Le Chevalier se tut un instant et se frotta le menton pensivement. L'écuyer avait touché là un point sensible. Toute lumineuse que soit la gloire de Goupilaud, elle n'éclairait pour l'heure aucunement le nom des Tant-Bourrin.

- Mmm, tu ayois peut-estre rayson, mays que pouvois-je faire ?
- C'estoit facyle, Messyre : il suffisoit d'aller à la ville, d'attendre que les gueulx s'agglutinent autour de vous, de retirer alors le vostre mascque et de révéler la vostre vraye identyté ! Et le nom des Tant-Bourrin entrera alors en la légende !
- Mmmm... Oui, cela estoit vray ! Il estoit temps que Goupilaud et Hippobert Canasson de Tant-Bourrin ne fassoient plus qu'un pour le vulgum pecus ! Préparois le mien Torboyaud, nous partons à la ville !



Une heure plus tard, une clameur formidable s'empara de la ville : Goupilaud y était entré et chevauchait vers la grand place ! "Chevauchait" n'est pas le bon mot : "se frayait un chemin" serait plus proche de la réalité, tant la foule se pressait autour du Chevalier masqué, plus grouillante, hystérique et hurlante à chaque pas.

Il fallut au Chevalier plus de deux heures pour atteindre la grand place. Tout, autour de lui, n'était que cris éperdus d'amour :

- Hiiiiiiiiiiiiiiiiiiiiiiiiiiii !
- Goupiiiiiiiilaud !
- Je t'aiiiime ! Hiiiiiiiiiiiiiiiiiiii !
- Goupiiiiiiiiiiiiiiiiiiiiiilaud !!!

Surplombant la foule du haut de son destrier, le Chevalier de Tant-Bourrin prit alors un air grave, écarta les mains pour demander vainement du silence, puis commença à prendre le bas de son masque.

- Oyesz, braves gens, oyesz ! Il estoit temps de vous révéler la mienne vraie identité !
- Hiiiiiiiiiiiiiiiiiiiiiiiiiiiiiii !
- Goupiiiiiiilaud ! On t'aiiiiiiime !

Le Chevalier ôta alors son masque.

- En faict, j'estois le Chev...
- HIIIIIIIIIIIIIIIIIIIIIIIIIIIIIIIIIIIIIII !!!!

Les cris jaillissaient encore, mais une légère différence de tonalité indiquait clairement que le sous-jacent émotionnel de ceux-ci avait légèrement évolué, passant de l'extase admirative à la peur panique.

- La lèpre !
- La malepeste !
- Sauvois qui pouvois !

En un clin d’œil, la grand place s'était entièrement vidée, à l'exception du Chevalier, effaré, et de son écuyer, tout aussi effaré.
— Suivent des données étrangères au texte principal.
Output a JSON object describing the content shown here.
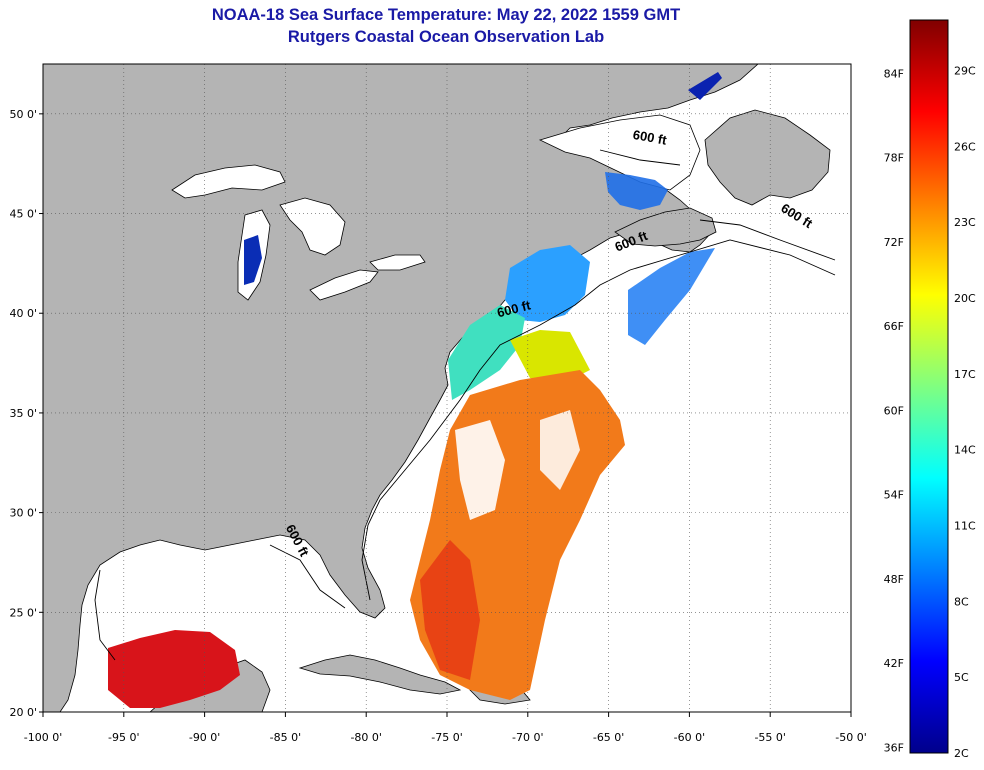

- Mays... Mays... Pourquoy ayoient-ils déguerpy comme s'ils ayoient vu le dyable en personne ?
- Heu... Je ne sachois poinct, Messyre ?

Le Chevalier se retourna vers Saoul-Fifre.

- Mays pourquoy ayois-je cru entendre ces gueulx parler de lèpre ?
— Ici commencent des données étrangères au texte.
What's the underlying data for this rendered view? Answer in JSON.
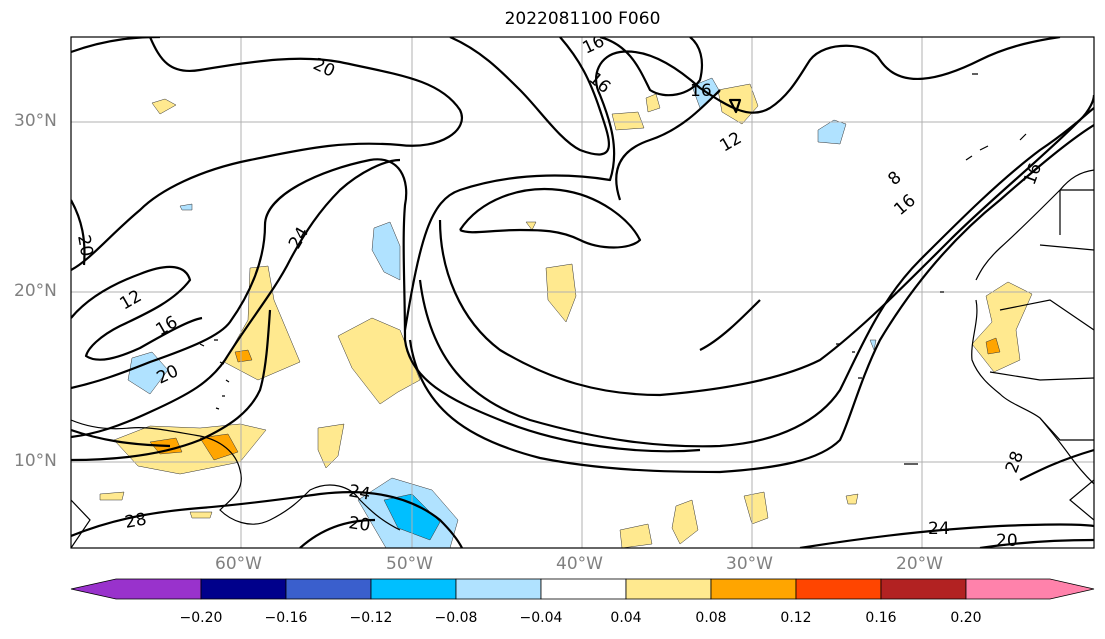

L'écuyer sursauta et dut se retenir pour ne pas hurler d'effroi en apercevant la face de son Maître. La crasse, la morve et les autres matières indéfinissables dont le torchon était imbibé avaient, sous l'effet de la chaleur et de la sueur, littéralement déteint sur le visage du Chevalier et s'y agglutinaient par endroit sous forme de petits amas ressemblant à s'y méprendre à des bubons purulents.

- Heu... Je n'en ayois mie idée, Maistre ! Les gueulx estoient sy versatiles !



Et l'étrange équipage reprit sa route d'errance.

En tête, le Chevalier de Tant-Bourrin, une moue dubitative sur sa face de cauchemar ravagée par le doute, les épaules basses, l'aura définitivement en berne, se demandait où il avait bien pu merder.

Derrière, sur sa bourrique miteuse, l'écuyer Saoul-Fifre, sous son aura de mouches grouillantes, arborait une mine inquiète, car il savait bien sur qui ça retomberait quand le Chevalier se mirerait dans l'eau pour faire sa toillette.

Car tel était le destin d'un preux Chevalier et de son écuyer en ces temps médiévaux.